When a door closes, a window always opens
In March, the company was backed by the sanctions imposed by the different Western governments against the Russian Federation, which tried to show their opposition to such a conflict. But Moscow did not hesitate to respond with sanctions, safeguards and new agreements with new partners that would allow Western companies to reopen their shops in Russia under new names.
At the end of October 2022, Inditex announced that it had agreed to sell Novaya Moda JSC to the Middle Eastern investment company Daher Group.
Although the Spanish company assured that the terms of the agreement would disassociate the Inditex Group from the openings carried out by the investor, they detailed that they also leave some margin for Inditex to resume its business, in the event that the international context would make it possible in the future to resume the activity, studying the possibility of franchising its brands to the Daher Group.
An agreement that has been awaiting confirmation since October
Inditex would then point out that with this agreement they would be trying to preserve "a substantial part" of the group's jobs in Russia.
This decision had been up in the air since then, awaiting approval by the governmental commission in charge of agreements involving firms from the so-called ‘unfriendly’ countries - those that imposed sanctions against Russia - which since the outbreak of the conflict have complicated the exit of Western companies from the country with obstacles and sanctions.
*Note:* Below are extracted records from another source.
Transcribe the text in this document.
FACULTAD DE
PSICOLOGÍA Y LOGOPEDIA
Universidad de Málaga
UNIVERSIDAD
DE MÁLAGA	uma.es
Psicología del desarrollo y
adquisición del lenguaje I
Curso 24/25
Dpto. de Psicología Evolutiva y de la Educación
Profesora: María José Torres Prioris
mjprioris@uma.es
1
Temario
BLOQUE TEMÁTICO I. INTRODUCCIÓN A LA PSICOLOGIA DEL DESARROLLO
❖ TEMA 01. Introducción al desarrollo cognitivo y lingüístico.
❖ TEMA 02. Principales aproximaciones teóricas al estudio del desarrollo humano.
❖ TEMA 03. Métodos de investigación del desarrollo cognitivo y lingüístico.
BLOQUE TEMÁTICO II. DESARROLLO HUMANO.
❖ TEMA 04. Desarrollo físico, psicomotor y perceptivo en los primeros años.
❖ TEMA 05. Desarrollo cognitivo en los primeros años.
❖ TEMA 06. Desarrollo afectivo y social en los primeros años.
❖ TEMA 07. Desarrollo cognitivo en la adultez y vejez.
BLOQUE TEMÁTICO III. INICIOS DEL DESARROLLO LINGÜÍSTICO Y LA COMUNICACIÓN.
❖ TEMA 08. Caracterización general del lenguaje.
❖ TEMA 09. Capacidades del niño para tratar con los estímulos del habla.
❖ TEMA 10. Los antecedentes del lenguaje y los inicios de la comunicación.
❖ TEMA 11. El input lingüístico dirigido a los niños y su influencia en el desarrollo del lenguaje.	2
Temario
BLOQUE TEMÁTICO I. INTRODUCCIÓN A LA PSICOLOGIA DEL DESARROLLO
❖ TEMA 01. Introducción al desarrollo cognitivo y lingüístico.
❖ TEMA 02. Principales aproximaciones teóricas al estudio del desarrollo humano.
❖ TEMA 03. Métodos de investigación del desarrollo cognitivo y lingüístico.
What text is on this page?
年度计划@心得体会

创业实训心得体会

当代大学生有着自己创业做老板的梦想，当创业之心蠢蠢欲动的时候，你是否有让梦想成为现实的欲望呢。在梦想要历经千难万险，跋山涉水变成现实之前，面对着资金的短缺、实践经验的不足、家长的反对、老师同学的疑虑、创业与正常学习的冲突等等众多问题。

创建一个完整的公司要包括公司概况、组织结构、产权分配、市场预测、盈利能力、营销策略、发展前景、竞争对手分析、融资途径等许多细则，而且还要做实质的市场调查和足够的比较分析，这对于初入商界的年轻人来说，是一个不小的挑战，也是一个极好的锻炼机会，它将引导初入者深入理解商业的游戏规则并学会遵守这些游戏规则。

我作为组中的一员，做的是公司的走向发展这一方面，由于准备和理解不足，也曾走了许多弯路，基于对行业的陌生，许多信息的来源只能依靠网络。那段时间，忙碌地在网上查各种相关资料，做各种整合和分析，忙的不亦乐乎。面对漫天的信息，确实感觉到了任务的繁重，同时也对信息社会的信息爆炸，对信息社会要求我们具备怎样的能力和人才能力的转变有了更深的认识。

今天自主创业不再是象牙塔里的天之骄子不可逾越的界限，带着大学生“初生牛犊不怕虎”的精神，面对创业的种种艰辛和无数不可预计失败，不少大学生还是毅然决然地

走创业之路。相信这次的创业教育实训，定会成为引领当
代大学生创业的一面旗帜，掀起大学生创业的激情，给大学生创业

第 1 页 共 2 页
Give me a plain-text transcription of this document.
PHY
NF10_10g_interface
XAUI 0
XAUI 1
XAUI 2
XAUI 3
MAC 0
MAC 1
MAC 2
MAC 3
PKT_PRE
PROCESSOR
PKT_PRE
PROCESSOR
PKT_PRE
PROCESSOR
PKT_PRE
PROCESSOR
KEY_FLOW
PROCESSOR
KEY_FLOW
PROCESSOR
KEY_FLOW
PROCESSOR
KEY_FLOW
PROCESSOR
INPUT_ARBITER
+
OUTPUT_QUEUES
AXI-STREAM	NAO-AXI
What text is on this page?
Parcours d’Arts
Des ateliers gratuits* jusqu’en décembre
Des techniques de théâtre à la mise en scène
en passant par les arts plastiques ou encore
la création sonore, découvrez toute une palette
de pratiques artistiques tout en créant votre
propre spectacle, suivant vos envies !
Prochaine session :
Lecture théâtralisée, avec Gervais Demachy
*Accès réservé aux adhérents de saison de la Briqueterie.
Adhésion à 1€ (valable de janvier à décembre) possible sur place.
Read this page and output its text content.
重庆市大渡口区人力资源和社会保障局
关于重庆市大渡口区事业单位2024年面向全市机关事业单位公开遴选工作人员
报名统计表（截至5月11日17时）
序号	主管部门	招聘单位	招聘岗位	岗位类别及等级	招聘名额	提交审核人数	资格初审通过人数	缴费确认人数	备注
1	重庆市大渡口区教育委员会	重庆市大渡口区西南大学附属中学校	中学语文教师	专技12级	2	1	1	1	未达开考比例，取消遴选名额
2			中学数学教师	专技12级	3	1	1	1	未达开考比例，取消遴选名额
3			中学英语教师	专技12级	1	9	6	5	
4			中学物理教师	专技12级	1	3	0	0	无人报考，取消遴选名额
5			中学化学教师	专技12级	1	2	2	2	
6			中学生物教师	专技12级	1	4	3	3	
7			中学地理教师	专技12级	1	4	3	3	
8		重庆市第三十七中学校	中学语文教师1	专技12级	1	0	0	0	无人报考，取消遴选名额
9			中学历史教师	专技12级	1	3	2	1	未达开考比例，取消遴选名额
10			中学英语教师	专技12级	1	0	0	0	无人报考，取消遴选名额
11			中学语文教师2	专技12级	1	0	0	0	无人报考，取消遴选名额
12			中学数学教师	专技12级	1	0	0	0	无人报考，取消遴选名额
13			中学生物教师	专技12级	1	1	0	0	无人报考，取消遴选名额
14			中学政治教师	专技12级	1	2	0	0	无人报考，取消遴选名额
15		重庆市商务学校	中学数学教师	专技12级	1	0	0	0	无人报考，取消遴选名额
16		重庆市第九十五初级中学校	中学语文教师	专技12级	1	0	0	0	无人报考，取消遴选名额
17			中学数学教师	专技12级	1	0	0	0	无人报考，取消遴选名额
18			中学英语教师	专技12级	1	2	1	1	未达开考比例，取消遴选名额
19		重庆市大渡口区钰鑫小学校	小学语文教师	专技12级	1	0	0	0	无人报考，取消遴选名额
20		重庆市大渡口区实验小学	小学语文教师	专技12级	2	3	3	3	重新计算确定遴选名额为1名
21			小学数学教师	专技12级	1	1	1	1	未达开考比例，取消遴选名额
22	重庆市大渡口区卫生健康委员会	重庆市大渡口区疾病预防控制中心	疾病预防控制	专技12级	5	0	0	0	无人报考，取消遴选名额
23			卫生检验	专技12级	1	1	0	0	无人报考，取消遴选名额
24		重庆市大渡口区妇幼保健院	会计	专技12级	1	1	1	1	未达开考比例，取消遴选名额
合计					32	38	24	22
Based on this series of background information and given the various implications of the matter, it is understandable why, despite the fact that many analysts have been expecting the return of the Spanish fast fashion giant to the Middle Eastern country for months, the final resolution has taken so long.
The fact is that it involves a large number of risks in terms of profits and profitability, as well as the obligations and responsibilities that the companies themselves have towards the workers who make up their own teams in the country.
Who are the actors in this agreement?
The investment company Daher Group is the owner of one of the largest shopping centres in the world, Dubai Mall, and is responsible for franchising the brands of the Inditex Group in Algeria, Bahrain, Qatar and Oman through one of its subsidiaries, the Lebanese group Azadea, which is responsible for franchising other international brands such as Adidas, Calzedonia, Mango or Urban Outfitters to a total of more than 37 brands between the Middle East and Africa, according to its own figures, which would make a total of more than 700 shops in 13 countries.
For its part, Fashion and More Management DMCC was registered with the DMCC (Dubai Multi Commodities Center) on 25 January. Its licensing director is Hassan Ghaleb Daher, one of the shareholders of Azadea which was founded in 1978 by his brother Wassim Daher.
In terms of its structures, as at 31 October 2021, Inditex had a total of 527 shops in the Russian Federation of its Bershka (106 shops), Pull&Bear (87 shops), Zara (86 shops), Stradivarius (76 shops), Oysho (63 shops), Massimo Dutti (53 shops), Zara Home (44 shops) and Uterqüe (12 shops) formats. However, by the end of 2021 the figure would fall to 515 shops.
This figure is lower than the 1,319 shops it had in Spain, but much higher than in other strategic markets, such as Mexico (409 shops), Italy (345 shops), Portugal (320 shops), China (307 shops), France (270 shops), Poland (233 shops), Saudi Arabia (173 shops), Germany (115 shops), the United Kingdom (104 shops) and the United States (99 shops).
In addition to standing out as its second largest global market in terms of number of shops, which is reflected in its business figures as 8.5 percent of its operating income, Inditex's presence in the Russian Federation is much greater than that of its competitors.
According to RBC data, Inditex spent 231 million euros to maintain the Russian business, including staff costs and rents. Small-scale imports and online retailers have helped to keep Inditex brands alive in Russia during this time.